Older women can turn to yoga books for beginners, not supplements, for better health

Older women can turn to yoga books for beginners, not supplements, for better health

Reading yoga books for beginners and practicing the gentle maneuvers may be a reliable way to get healthier, particularly in light of a popular CNN article that suggests that taking supplements may not be as beneficial to one's well-being as previously reported. While most Americans know that exercising and eating a nutritious diet are key to striving for their full potential, it may come as a surprise to those who supplement their food intake with multivitamins that this practice could actually be detrimental.
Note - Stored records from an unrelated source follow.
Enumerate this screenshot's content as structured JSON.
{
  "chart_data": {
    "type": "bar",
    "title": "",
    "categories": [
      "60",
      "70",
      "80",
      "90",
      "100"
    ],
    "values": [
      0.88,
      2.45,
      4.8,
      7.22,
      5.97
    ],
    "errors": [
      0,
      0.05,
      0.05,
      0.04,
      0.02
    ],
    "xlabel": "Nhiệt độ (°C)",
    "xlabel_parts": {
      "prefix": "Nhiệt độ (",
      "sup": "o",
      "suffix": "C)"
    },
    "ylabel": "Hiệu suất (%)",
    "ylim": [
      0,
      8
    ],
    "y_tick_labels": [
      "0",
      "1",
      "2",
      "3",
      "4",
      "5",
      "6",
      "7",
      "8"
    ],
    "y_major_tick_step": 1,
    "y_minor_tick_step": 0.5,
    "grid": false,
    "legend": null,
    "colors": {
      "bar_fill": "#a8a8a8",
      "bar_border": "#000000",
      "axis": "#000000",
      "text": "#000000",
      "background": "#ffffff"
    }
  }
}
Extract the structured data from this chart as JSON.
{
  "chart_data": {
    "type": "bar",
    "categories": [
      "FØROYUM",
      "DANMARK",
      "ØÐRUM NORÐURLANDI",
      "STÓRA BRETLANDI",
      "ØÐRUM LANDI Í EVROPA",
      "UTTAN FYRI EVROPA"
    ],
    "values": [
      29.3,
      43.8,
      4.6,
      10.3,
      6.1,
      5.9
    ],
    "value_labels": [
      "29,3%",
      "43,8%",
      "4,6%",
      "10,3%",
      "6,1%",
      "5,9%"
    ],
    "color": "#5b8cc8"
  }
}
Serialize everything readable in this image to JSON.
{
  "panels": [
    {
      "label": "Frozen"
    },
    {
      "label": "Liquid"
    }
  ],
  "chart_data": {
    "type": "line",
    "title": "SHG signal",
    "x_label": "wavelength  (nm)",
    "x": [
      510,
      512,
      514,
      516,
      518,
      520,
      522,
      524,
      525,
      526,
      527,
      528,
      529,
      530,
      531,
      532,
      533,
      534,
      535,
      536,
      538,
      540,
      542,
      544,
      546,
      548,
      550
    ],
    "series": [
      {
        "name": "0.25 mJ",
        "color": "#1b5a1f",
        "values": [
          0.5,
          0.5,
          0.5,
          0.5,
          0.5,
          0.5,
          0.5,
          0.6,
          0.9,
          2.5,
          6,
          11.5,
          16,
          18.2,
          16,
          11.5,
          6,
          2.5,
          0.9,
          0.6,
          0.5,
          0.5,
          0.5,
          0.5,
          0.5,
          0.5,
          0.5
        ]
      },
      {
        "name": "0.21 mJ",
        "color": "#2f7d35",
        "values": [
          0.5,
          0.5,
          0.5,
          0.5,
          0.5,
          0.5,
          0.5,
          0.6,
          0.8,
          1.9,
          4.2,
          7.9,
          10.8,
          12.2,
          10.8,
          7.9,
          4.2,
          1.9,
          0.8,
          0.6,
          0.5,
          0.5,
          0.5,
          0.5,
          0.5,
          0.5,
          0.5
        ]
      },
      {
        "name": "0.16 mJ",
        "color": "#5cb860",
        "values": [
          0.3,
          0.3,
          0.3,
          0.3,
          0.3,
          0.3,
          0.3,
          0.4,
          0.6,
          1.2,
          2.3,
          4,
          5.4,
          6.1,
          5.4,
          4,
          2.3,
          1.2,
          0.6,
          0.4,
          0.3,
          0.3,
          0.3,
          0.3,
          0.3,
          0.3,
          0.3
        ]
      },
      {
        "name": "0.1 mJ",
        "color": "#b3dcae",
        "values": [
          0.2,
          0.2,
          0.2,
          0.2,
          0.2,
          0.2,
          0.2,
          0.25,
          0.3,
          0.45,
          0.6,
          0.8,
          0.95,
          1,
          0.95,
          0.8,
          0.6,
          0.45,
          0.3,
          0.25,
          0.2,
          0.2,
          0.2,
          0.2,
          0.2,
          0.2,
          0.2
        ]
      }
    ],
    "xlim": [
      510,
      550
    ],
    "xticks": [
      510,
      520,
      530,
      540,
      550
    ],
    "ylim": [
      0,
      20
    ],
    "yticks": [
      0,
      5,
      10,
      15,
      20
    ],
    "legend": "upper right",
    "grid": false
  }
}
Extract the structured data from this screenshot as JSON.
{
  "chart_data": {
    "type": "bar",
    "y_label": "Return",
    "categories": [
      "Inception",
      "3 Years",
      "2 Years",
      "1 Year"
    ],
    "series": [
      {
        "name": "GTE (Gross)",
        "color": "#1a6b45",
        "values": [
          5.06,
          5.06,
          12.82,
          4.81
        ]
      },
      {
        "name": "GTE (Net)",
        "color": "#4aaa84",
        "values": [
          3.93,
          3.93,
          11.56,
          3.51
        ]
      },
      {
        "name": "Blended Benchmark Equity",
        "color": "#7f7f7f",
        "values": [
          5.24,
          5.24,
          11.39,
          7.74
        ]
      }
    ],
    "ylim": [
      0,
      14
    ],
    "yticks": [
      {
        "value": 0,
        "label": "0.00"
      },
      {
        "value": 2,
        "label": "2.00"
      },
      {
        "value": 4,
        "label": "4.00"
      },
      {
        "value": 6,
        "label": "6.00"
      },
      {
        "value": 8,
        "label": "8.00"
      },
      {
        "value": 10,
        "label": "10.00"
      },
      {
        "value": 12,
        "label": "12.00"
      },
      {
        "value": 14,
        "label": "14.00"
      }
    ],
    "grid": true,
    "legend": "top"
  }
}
A recent study published in the journal Archives of Internal Medicine reported that nutrients like iron, folic acid, vitamin B6, magnesium, zinc and copper have been associated with a mildly increased risk of earlier death, particularly among older women.

"Taking more of what we think is a good thing may not be so good," said researcher Susan Fisher from the University of Rochester Medical Center, quoted by CNN. "High levels of nutrient supplements may be harmful, or at least not helpful."

She and her team emphasized that further investigation is needed before a definite conclusion is made. Meanwhile, American women may want to continue eating a healthy diet and engaging in an exercise like yoga. Throughout the history of yoga meditation, the holistic regimen has been shown to improve many enthusiasts' physical, mental and emotional well-being.